AI is leverage, and leverage works in both directions. The same tools that let you multiply your productivity can just as easily multiply your damage, because leverage doesn’t care what you point it at. It amplifies whatever you bring.
You can feel this most clearly in coding. With a modern agent like Fable, you can generate an enormous amount of code in a single sitting, more than you could have written by hand in a month. But all of that code is now an artifact you have to steer after the fact, and the more you generate, the larger the thing you have to understand, review, and guide. The output grows faster than your attention does, and you’re left holding something much bigger than what you actually typed.
This is decompression. You write a small, dense source, a prompt, an intention, a plan, and the agent expands it into a massive delta of code. A few sentences become a thousand lines. A small ambiguity in the source becomes a large divergence in the output. The compression ratio is huge, which is exactly what makes it powerful and exactly what makes it dangerous, because a tiny error or a fuzzy idea at the source doesn’t stay tiny. It expands right along with everything else.
So the question becomes, what are you compressing? If the source is muddy, the expansion is muddy at scale. If the source is clear, the expansion carries that clarity into every line. The leverage lands on whatever you put in.
This puts more weight than ever on the things that were always quietly important. Deep understanding, so you actually know what you’re asking for. Clarity of communication, both to the agent and to the stakeholders around you, because a vague instruction decompresses into a vague system. Depth of planning, so that the decisions you make trace cleanly into the actions the agent takes. And a longer time horizon, the ability to connect the dots across weeks and months and many expansions, because each delta you generate becomes the source for the next one.
What this gives engineers is the chance to work at a higher level of abstraction than before. You spend less time on syntax and more time on intent. But it would be a mistake to read that and conclude engineering is solved. Writing code may be close to solved. Engineering is not. Engineering is the act of deciding what to build and why, of holding the whole system in your head, of choosing well under constraints you can’t fully see. The leverage doesn’t remove that work. It raises it.
There’s a defeatist way to look at all this, which is to say that if the machine can write the code, then humans aren’t needed anymore. I understand the instinct, but I think it gets the picture backwards. A longer lever doesn’t make the person holding it smaller. It lets them move something heavier. We can reach for higher abstractions and harder problems than we ever could before, the kind of problems that used to be out of range simply because we ran out of hands.
And we bring something to the lever that the lever doesn’t have on its own. We bring the motivation, the reason any of this is worth doing. We bring the empathy to know which problems actually matter to people. And we bring the willingness to do the hard, unglamorous work of pushing on a real problem in the real world until it gives.
Do you believe we will ever solve all of the problems?

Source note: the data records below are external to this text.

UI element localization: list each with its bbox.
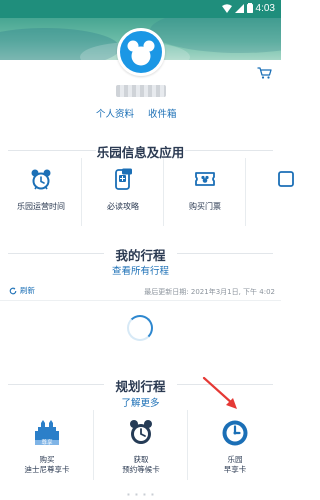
premier-access-icon: 尊享 — [35, 420, 59, 446]
plan-title-text: 规划行程 — [115, 379, 166, 394]
plan-early-park-entry[interactable]: 乐园 早享卡 — [188, 410, 282, 480]
username-redacted — [116, 85, 166, 97]
app-park-hours-label: 乐园运营时间 — [17, 202, 65, 211]
cart-icon[interactable] — [257, 67, 272, 79]
title-rule-left — [8, 253, 104, 254]
title-rule-right — [185, 150, 273, 151]
view-all-itineraries-link[interactable]: 查看所有行程 — [0, 263, 281, 277]
status-time: 4:03 — [255, 3, 275, 14]
divider — [0, 300, 281, 301]
plan-buy-premier-access[interactable]: 尊享 购买 迪士尼尊享卡 — [0, 410, 94, 480]
signal-icon — [235, 3, 244, 13]
refresh-button[interactable]: 刷新 — [9, 285, 35, 296]
plan-cards-row: 尊享 购买 迪士尼尊享卡 获取 预约等候卡 乐园 早享卡 — [0, 410, 281, 480]
return-time-card-icon — [130, 420, 152, 444]
alarm-clock-mickey-icon — [31, 169, 51, 190]
title-rule-right — [177, 253, 273, 254]
plan-early-park-entry-line2: 早享卡 — [223, 465, 247, 474]
wifi-icon — [222, 3, 232, 13]
learn-more-link[interactable]: 了解更多 — [0, 395, 281, 409]
last-updated-text: 最后更新日期: 2021年3月1日, 下午 4:02 — [144, 288, 275, 296]
early-park-entry-icon — [222, 420, 248, 446]
itinerary-title-text: 我的行程 — [115, 248, 166, 263]
status-bar: 4:03 — [0, 0, 281, 18]
svg-text:尊享: 尊享 — [41, 438, 53, 446]
itinerary-title: 我的行程 — [0, 245, 281, 264]
title-rule-left — [8, 150, 96, 151]
loading-spinner — [127, 315, 153, 341]
mickey-icon — [127, 40, 155, 66]
app-more-partial[interactable] — [246, 158, 320, 226]
plan-title: 规划行程 — [0, 376, 281, 395]
title-rule-left — [8, 384, 104, 385]
refresh-icon — [9, 287, 17, 294]
park-apps-row: 乐园运营时间 必读攻略 购买门票 — [0, 158, 300, 226]
profile-links: 个人资料 收件箱 — [96, 106, 177, 120]
status-icons — [222, 3, 253, 13]
ticket-icon — [195, 172, 215, 186]
avatar[interactable] — [117, 28, 165, 76]
plan-get-return-time-line2: 预约等候卡 — [122, 465, 160, 474]
battery-icon — [247, 3, 253, 13]
title-rule-right — [177, 384, 273, 385]
next-section-peek: · · · · — [126, 488, 155, 500]
app-must-read-guide-label: 必读攻略 — [107, 202, 139, 211]
personal-info-link[interactable]: 个人资料 — [96, 106, 134, 120]
refresh-label: 刷新 — [20, 286, 35, 295]
app-buy-tickets[interactable]: 购买门票 — [164, 158, 246, 226]
partial-icon — [278, 171, 294, 187]
app-must-read-guide[interactable]: 必读攻略 — [82, 158, 164, 226]
plan-get-return-time[interactable]: 获取 预约等候卡 — [94, 410, 188, 480]
app-buy-tickets-label: 购买门票 — [189, 202, 221, 211]
inbox-link[interactable]: 收件箱 — [148, 106, 177, 120]
plan-buy-premier-access-line2: 迪士尼尊享卡 — [24, 465, 70, 474]
app-park-hours[interactable]: 乐园运营时间 — [0, 158, 82, 226]
phone-guide-icon — [115, 168, 132, 190]
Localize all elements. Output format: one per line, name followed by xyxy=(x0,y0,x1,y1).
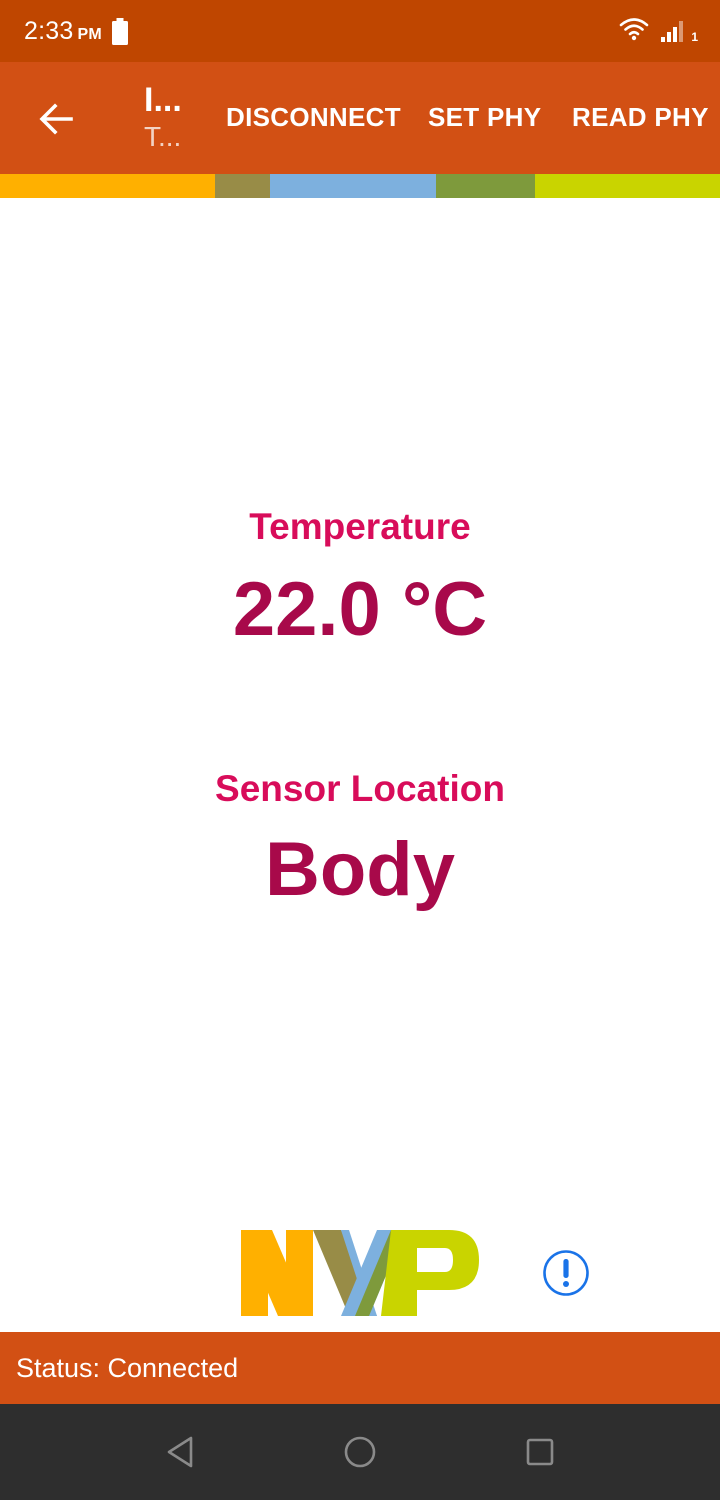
status-right: 1 xyxy=(619,17,698,46)
recents-square-icon xyxy=(526,1438,554,1466)
nav-recents-button[interactable] xyxy=(520,1432,560,1472)
nxp-logo xyxy=(241,1230,479,1316)
status-left: 2:33 PM xyxy=(24,17,128,46)
sensor-location-label: Sensor Location xyxy=(215,768,505,809)
connection-status-bar: Status: Connected xyxy=(0,1332,720,1404)
arrow-left-icon xyxy=(39,103,73,135)
toolbar-subtitle: T... xyxy=(144,121,182,152)
connection-status-text: Status: Connected xyxy=(16,1352,239,1383)
toolbar-title-block: I... T... xyxy=(144,80,204,154)
temperature-label: Temperature xyxy=(249,506,471,547)
back-button[interactable] xyxy=(30,96,82,142)
read-phy-button[interactable]: READ PHY xyxy=(572,102,709,133)
disconnect-button[interactable]: DISCONNECT xyxy=(226,102,401,133)
brand-stripe-yellow xyxy=(0,174,215,198)
app-toolbar: I... T... DISCONNECT SET PHY READ PHY xyxy=(0,62,720,174)
back-triangle-icon xyxy=(167,1436,193,1468)
system-status-bar: 2:33 PM 1 xyxy=(0,0,720,62)
brand-stripe-blue xyxy=(270,174,436,198)
set-phy-button[interactable]: SET PHY xyxy=(428,102,541,133)
system-navigation-bar xyxy=(0,1404,720,1500)
clock-time: 2:33 PM xyxy=(24,16,102,45)
sim-slot-label: 1 xyxy=(691,30,698,44)
nav-back-button[interactable] xyxy=(160,1432,200,1472)
brand-stripe-olive xyxy=(215,174,270,198)
battery-icon xyxy=(111,17,128,45)
clock-ampm: PM xyxy=(77,25,102,43)
toolbar-title: I... xyxy=(144,81,182,119)
info-button[interactable] xyxy=(542,1249,590,1297)
brand-stripe-lime xyxy=(535,174,720,198)
brand-stripe-green xyxy=(436,174,535,198)
sensor-location-value: Body xyxy=(265,827,455,912)
signal-icon: 1 xyxy=(661,19,698,43)
nav-home-button[interactable] xyxy=(340,1432,380,1472)
info-icon xyxy=(543,1250,589,1296)
wifi-icon xyxy=(619,17,649,46)
home-circle-icon xyxy=(344,1436,376,1468)
temperature-value: 22.0 °C xyxy=(232,567,488,652)
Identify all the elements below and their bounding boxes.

I don’t even consider it a possibility. There will always be a next problem, a harder one, one we couldn’t see until we cleared the one in front of it. That isn’t a sad thought to me. It’s the opposite. It means the work never runs out, and the reach keeps extending.
That’s why the optimistic take on this AI-accelerated world isn’t naive, it’s earned. There is a real rush of excitement in suddenly being able to reach for the hardest problems we have, the ones that have always felt too big. How do we take care of our elderly. How do we give people more time with the people they love. These are the problems worth all this leverage.
We bring our time, our attention, and our care. The machine brings the reach. What a time to be alive.